Make no mistake, though: The Suns do an absolute ton of hacking, and they usually get called for it.
“Refs officiate games with a certain rhythm. They’re used to a certain speed and rhythm. When you jump out of that rhythm, it’s easy for them to see, and you’re going to get called for it,” said Chandler, an NBA champion who joined the league as a teenager and went from committing more than 5 fouls per 36 minutes in his fifth season to eventually winning Defensive Player of the Year. Chandler added that the Suns, much like he was as a youngster, are often overeager to make a play, and wind up swiping or jumping when they shouldn’t.
Nevertheless, struggles and all, Watson is an eternal optimist. He takes ample time most days to walk through film of the team’s fouling tendencies, and he told me that he feels his team is only a reinforcement or two away from a huge turnaround if the young players keep developing.

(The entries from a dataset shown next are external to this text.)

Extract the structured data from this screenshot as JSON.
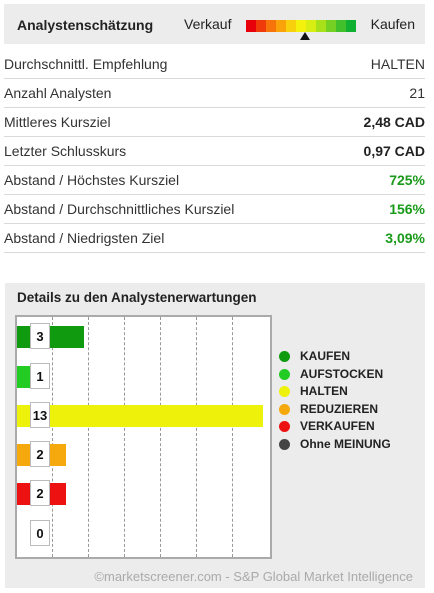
{
  "consensus": {
    "title": "Analystenschätzung",
    "scale_left": "Verkauf",
    "scale_right": "Kaufen",
    "scale_colors": [
      "#e8000b",
      "#f03a0a",
      "#f6740a",
      "#faa20a",
      "#f8d00b",
      "#f4f10c",
      "#d8ee12",
      "#a8e01a",
      "#74d022",
      "#40c02a",
      "#10b032"
    ],
    "marker_position": 0.56
  },
  "rows": [
    {
      "label": "Durchschnittl. Empfehlung",
      "value": "HALTEN"
    },
    {
      "label": "Anzahl Analysten",
      "value": "21"
    },
    {
      "label": "Mittleres Kursziel",
      "value": "2,48  CAD"
    },
    {
      "label": "Letzter Schlusskurs",
      "value": "0,97  CAD"
    },
    {
      "label": "Abstand / Höchstes Kursziel",
      "value": "725%"
    },
    {
      "label": "Abstand / Durchschnittliches Kursziel",
      "value": "156%"
    },
    {
      "label": "Abstand / Niedrigsten Ziel",
      "value": "3,09%"
    }
  ],
  "details": {
    "title": "Details zu den Analystenerwartungen",
    "bars": [
      {
        "label": "KAUFEN",
        "count": "3",
        "color": "#109a10"
      },
      {
        "label": "AUFSTOCKEN",
        "count": "1",
        "color": "#22cc22"
      },
      {
        "label": "HALTEN",
        "count": "13",
        "color": "#eef20a"
      },
      {
        "label": "REDUZIEREN",
        "count": "2",
        "color": "#f5a90c"
      },
      {
        "label": "VERKAUFEN",
        "count": "2",
        "color": "#ee1111"
      },
      {
        "label": "Ohne MEINUNG",
        "count": "0",
        "color": "#444444"
      }
    ],
    "max_count": 13
  },
  "footer": "©marketscreener.com - S&P Global Market Intelligence"
}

“I was with OKC during Russ’s first year” — Westbrook, of course — “and I always let [my Phoenix players] know: That year, [the Thunder] won 23 games. The next year they won 50, and did it because their young guys had gotten so much experience and developed a supreme confidence.”
Phoenix may not go on to write the kind of success story that the Thunder did, at least not next season. But if putting in a year at the School of Hard Knocks helps this team improve on defense, maybe the Suns will eventually be able to say that this furious foul pace was a worthwhile learning experience.